I REFUSE to let my passion diminish because I refuse to be patient.
Whatever your business is. Whatever your passion is. The REAL reason you are reading this and trying to improve yourself. Time is your unfair advantage. There will always be people with better ideas and people more talented.
But they’ll all quit.
All of them.
If passion is the jab, patience is the right hook.
It’s the multiplier.
7. Amor Fati
Literally translated, this means “a love of fate.”
No matter what happens in my life, I am meant to make the best of it.
There is immense power in learning to love your fate.
“You can’t cry it away or eat it away or starve it away or walk it away or punch it away or even therapy it away. It’s just there, and you have to survive it. You have to endure it. You have to live through it and love it and move on and be better for it.” — Cheryl Strayed
8. Memento Mori
But just like “Amor Fati” tattoo on my right forearm, I have one on my left that also faces toward me.
vIt reads “Memento Mori,” which means “remember that you are mortal.”
Remember that one day, you too, shall die.
We will all die. Most of us, before we’re ready.
It is one of the very few certainties that I have in this life.
I am not invincible. Neither are you. You need to do what you’re put here to do NOW.
Not tomorrow.
Not at some arbitrary interval in your life.
Today.
9. Work Smarter
Humans work better under restraints. If you don’t want to take my word on this, I get it. But forcing myself to work smarter has paid of infinitely more dividends than working more.
You only need to work 40 hours per week.

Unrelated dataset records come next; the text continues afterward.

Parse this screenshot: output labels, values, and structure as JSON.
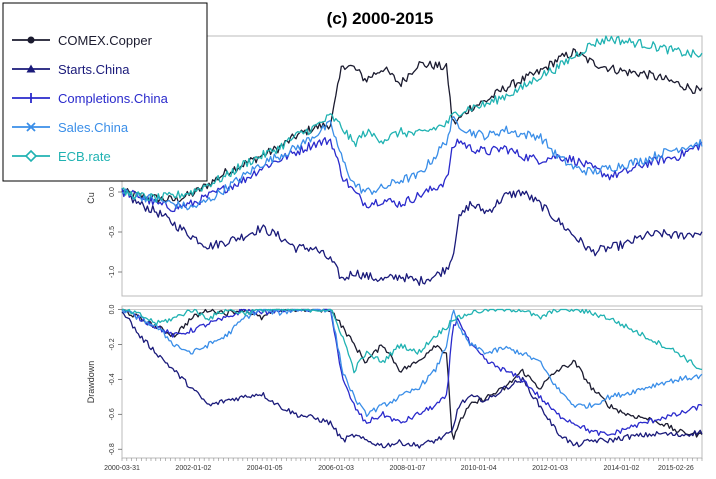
{
  "chart_data": {
    "type": "line",
    "title": "(c) 2000-2015",
    "legend_position": "top-left",
    "grid": false,
    "x_ticks": [
      "2000-03-31",
      "2002-01-02",
      "2004-01-05",
      "2006-01-03",
      "2008-01-07",
      "2010-01-04",
      "2012-01-03",
      "2014-01-02",
      "2015-02-26"
    ],
    "panels": [
      {
        "name": "cumulative",
        "ylabel": "Cu",
        "y_ticks": [
          "0.0",
          "-0.5",
          "-1.0"
        ],
        "y_tick_values": [
          0,
          -0.5,
          -1.0
        ],
        "ylim": [
          -1.3,
          1.95
        ],
        "x": [
          0,
          0.03,
          0.06,
          0.09,
          0.12,
          0.15,
          0.18,
          0.21,
          0.24,
          0.27,
          0.3,
          0.33,
          0.36,
          0.38,
          0.4,
          0.42,
          0.45,
          0.48,
          0.51,
          0.54,
          0.56,
          0.57,
          0.58,
          0.6,
          0.63,
          0.66,
          0.69,
          0.72,
          0.75,
          0.78,
          0.81,
          0.84,
          0.87,
          0.9,
          0.93,
          0.96,
          1.0
        ],
        "series": [
          {
            "name": "COMEX.Copper",
            "color": "#1b1b2f",
            "marker": "circle",
            "values": [
              0.0,
              -0.05,
              -0.08,
              -0.1,
              -0.03,
              0.1,
              0.25,
              0.35,
              0.45,
              0.55,
              0.7,
              0.8,
              0.85,
              1.6,
              1.55,
              1.4,
              1.55,
              1.35,
              1.6,
              1.58,
              1.55,
              0.85,
              0.9,
              1.05,
              1.15,
              1.3,
              1.4,
              1.5,
              1.65,
              1.75,
              1.62,
              1.55,
              1.5,
              1.48,
              1.42,
              1.35,
              1.25
            ]
          },
          {
            "name": "Starts.China",
            "color": "#1a1a7a",
            "marker": "triangle",
            "values": [
              0.0,
              -0.15,
              -0.25,
              -0.4,
              -0.55,
              -0.68,
              -0.62,
              -0.55,
              -0.45,
              -0.55,
              -0.7,
              -0.7,
              -0.85,
              -1.1,
              -1.0,
              -1.05,
              -1.1,
              -1.05,
              -1.12,
              -1.05,
              -0.95,
              -0.8,
              -0.35,
              -0.15,
              -0.25,
              -0.05,
              0.0,
              -0.15,
              -0.35,
              -0.55,
              -0.75,
              -0.7,
              -0.65,
              -0.55,
              -0.52,
              -0.55,
              -0.5
            ]
          },
          {
            "name": "Completions.China",
            "color": "#2a2acc",
            "marker": "plus",
            "values": [
              0.0,
              -0.05,
              -0.15,
              -0.2,
              -0.15,
              -0.05,
              0.05,
              0.15,
              0.3,
              0.4,
              0.5,
              0.6,
              0.65,
              0.2,
              0.0,
              -0.15,
              -0.1,
              -0.15,
              -0.05,
              0.05,
              0.15,
              0.55,
              0.65,
              0.55,
              0.5,
              0.55,
              0.45,
              0.4,
              0.45,
              0.4,
              0.3,
              0.2,
              0.25,
              0.35,
              0.4,
              0.45,
              0.6
            ]
          },
          {
            "name": "Sales.China",
            "color": "#3a8ee8",
            "marker": "x",
            "values": [
              0.0,
              -0.05,
              -0.1,
              -0.15,
              -0.2,
              -0.1,
              0.05,
              0.2,
              0.35,
              0.45,
              0.55,
              0.7,
              0.85,
              0.4,
              0.1,
              0.0,
              0.05,
              0.15,
              0.2,
              0.45,
              0.65,
              0.9,
              0.85,
              0.75,
              0.7,
              0.78,
              0.72,
              0.7,
              0.45,
              0.3,
              0.25,
              0.3,
              0.35,
              0.4,
              0.48,
              0.55,
              0.62
            ]
          },
          {
            "name": "ECB.rate",
            "color": "#20b2b2",
            "marker": "diamond",
            "values": [
              0.0,
              -0.05,
              -0.08,
              -0.05,
              0.0,
              0.1,
              0.2,
              0.35,
              0.45,
              0.55,
              0.7,
              0.8,
              0.95,
              0.8,
              0.6,
              0.75,
              0.65,
              0.75,
              0.72,
              0.8,
              0.85,
              0.95,
              1.0,
              1.05,
              1.1,
              1.2,
              1.3,
              1.45,
              1.55,
              1.7,
              1.85,
              1.92,
              1.88,
              1.85,
              1.8,
              1.75,
              1.7
            ]
          }
        ]
      },
      {
        "name": "drawdown",
        "ylabel": "Drawdown",
        "y_ticks": [
          "0.0",
          "-0.2",
          "-0.4",
          "-0.6",
          "-0.8"
        ],
        "y_tick_values": [
          0,
          -0.2,
          -0.4,
          -0.6,
          -0.8
        ],
        "ylim": [
          -0.85,
          0.02
        ],
        "x": [
          0,
          0.03,
          0.06,
          0.09,
          0.12,
          0.15,
          0.18,
          0.21,
          0.24,
          0.27,
          0.3,
          0.33,
          0.36,
          0.38,
          0.4,
          0.42,
          0.45,
          0.48,
          0.51,
          0.54,
          0.56,
          0.57,
          0.58,
          0.6,
          0.63,
          0.66,
          0.69,
          0.72,
          0.75,
          0.78,
          0.81,
          0.84,
          0.87,
          0.9,
          0.93,
          0.96,
          1.0
        ],
        "series": [
          {
            "name": "COMEX.Copper",
            "color": "#1b1b2f",
            "values": [
              0.0,
              -0.05,
              -0.1,
              -0.15,
              -0.05,
              0.0,
              -0.02,
              0.0,
              -0.05,
              0.0,
              0.0,
              0.0,
              0.0,
              -0.1,
              -0.2,
              -0.3,
              -0.2,
              -0.35,
              -0.3,
              -0.2,
              -0.25,
              -0.78,
              -0.65,
              -0.55,
              -0.5,
              -0.45,
              -0.35,
              -0.45,
              -0.35,
              -0.3,
              -0.45,
              -0.55,
              -0.6,
              -0.62,
              -0.65,
              -0.7,
              -0.72
            ]
          },
          {
            "name": "Starts.China",
            "color": "#1a1a7a",
            "values": [
              0.0,
              -0.15,
              -0.25,
              -0.35,
              -0.45,
              -0.55,
              -0.52,
              -0.5,
              -0.48,
              -0.55,
              -0.6,
              -0.62,
              -0.65,
              -0.75,
              -0.72,
              -0.75,
              -0.78,
              -0.76,
              -0.78,
              -0.75,
              -0.72,
              -0.7,
              -0.55,
              -0.5,
              -0.52,
              -0.45,
              -0.4,
              -0.55,
              -0.7,
              -0.78,
              -0.75,
              -0.75,
              -0.73,
              -0.72,
              -0.71,
              -0.72,
              -0.7
            ]
          },
          {
            "name": "Completions.China",
            "color": "#2a2acc",
            "values": [
              0.0,
              -0.05,
              -0.1,
              -0.15,
              -0.12,
              -0.08,
              -0.05,
              0.0,
              -0.02,
              0.0,
              0.0,
              0.0,
              0.0,
              -0.4,
              -0.55,
              -0.65,
              -0.6,
              -0.65,
              -0.6,
              -0.55,
              -0.5,
              -0.1,
              -0.05,
              -0.2,
              -0.3,
              -0.35,
              -0.4,
              -0.5,
              -0.6,
              -0.65,
              -0.7,
              -0.72,
              -0.68,
              -0.65,
              -0.62,
              -0.6,
              -0.55
            ]
          },
          {
            "name": "Sales.China",
            "color": "#3a8ee8",
            "values": [
              0.0,
              -0.05,
              -0.1,
              -0.2,
              -0.25,
              -0.2,
              -0.15,
              -0.05,
              0.0,
              -0.02,
              0.0,
              0.0,
              0.0,
              -0.35,
              -0.5,
              -0.6,
              -0.55,
              -0.5,
              -0.45,
              -0.35,
              -0.2,
              0.0,
              -0.1,
              -0.2,
              -0.25,
              -0.22,
              -0.25,
              -0.3,
              -0.45,
              -0.55,
              -0.55,
              -0.5,
              -0.48,
              -0.45,
              -0.42,
              -0.4,
              -0.38
            ]
          },
          {
            "name": "ECB.rate",
            "color": "#20b2b2",
            "values": [
              0.0,
              -0.03,
              -0.08,
              -0.05,
              0.0,
              -0.05,
              0.0,
              -0.02,
              0.0,
              0.0,
              0.0,
              0.0,
              0.0,
              -0.15,
              -0.35,
              -0.25,
              -0.3,
              -0.2,
              -0.25,
              -0.15,
              -0.1,
              -0.05,
              -0.05,
              -0.02,
              0.0,
              0.0,
              0.0,
              -0.05,
              0.0,
              0.0,
              -0.02,
              -0.05,
              -0.1,
              -0.15,
              -0.2,
              -0.25,
              -0.35
            ]
          }
        ]
      }
    ]
  }
}
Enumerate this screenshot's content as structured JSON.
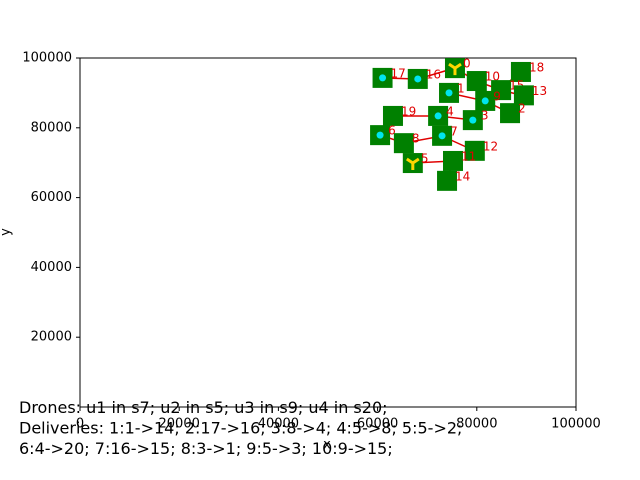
{
  "chart_data": {
    "type": "scatter",
    "xlabel": "x",
    "ylabel": "y",
    "xlim": [
      0,
      100000
    ],
    "ylim": [
      0,
      100000
    ],
    "xticks": [
      0,
      20000,
      40000,
      60000,
      80000,
      100000
    ],
    "yticks": [
      20000,
      40000,
      60000,
      80000,
      100000
    ],
    "series": [
      {
        "color": "#008000",
        "x": [
          61000,
          68100,
          75600,
          80000,
          88900,
          84900,
          89500,
          74400,
          81700,
          86700,
          63100,
          72200,
          79200,
          60500,
          65300,
          73000,
          79600,
          67100,
          75200,
          74000
        ],
        "y": [
          94300,
          94000,
          97100,
          93400,
          96000,
          90800,
          89300,
          90000,
          87700,
          84200,
          83400,
          83400,
          82200,
          77900,
          75600,
          77700,
          73400,
          69900,
          70500,
          64800
        ],
        "labels": [
          "17",
          "16",
          "0",
          "10",
          "18",
          "15",
          "13",
          "1",
          "9",
          "2",
          "19",
          "4",
          "3",
          "6",
          "8",
          "7",
          "12",
          "5",
          "11",
          "14"
        ]
      },
      {
        "color": "#00e5ee",
        "x": [
          61000,
          68100,
          72200,
          79200,
          60500,
          73000,
          74400,
          81700
        ],
        "y": [
          94300,
          94000,
          83400,
          82200,
          77900,
          77700,
          90000,
          87700
        ]
      },
      {
        "color": "#ffd700",
        "x": [
          75600,
          67100
        ],
        "y": [
          97100,
          69900
        ]
      }
    ],
    "annotations": [
      "Drones: u1 in s7; u2 in s5; u3 in s9; u4 in s20;",
      "Deliveries: 1:1->14; 2:17->16; 3:8->4; 4:5->8; 5:5->2;",
      "6:4->20; 7:16->15; 8:3->1; 9:5->3; 10:9->15;"
    ]
  }
}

And that’s if you’re extremely unproductive.
Likely, you only need to be working 20 hours per week if you’re good at knowing what to work on and how to work on it.
10. Stop Reading This
Don’t read any more blog posts.
Don’t listen to any more podcasts.
Take a 7-day break from all this crap and work on your thing.
You aren’t going to get some breakthrough idea by filling your head with more noise about what you should be doing.
You already know what you need to do. You don’t need my permission, or anybody else’s.
Update!
Two books I mentioned during my talk and the Q&A were Rework and Miracle Morning. Both are MUST reads.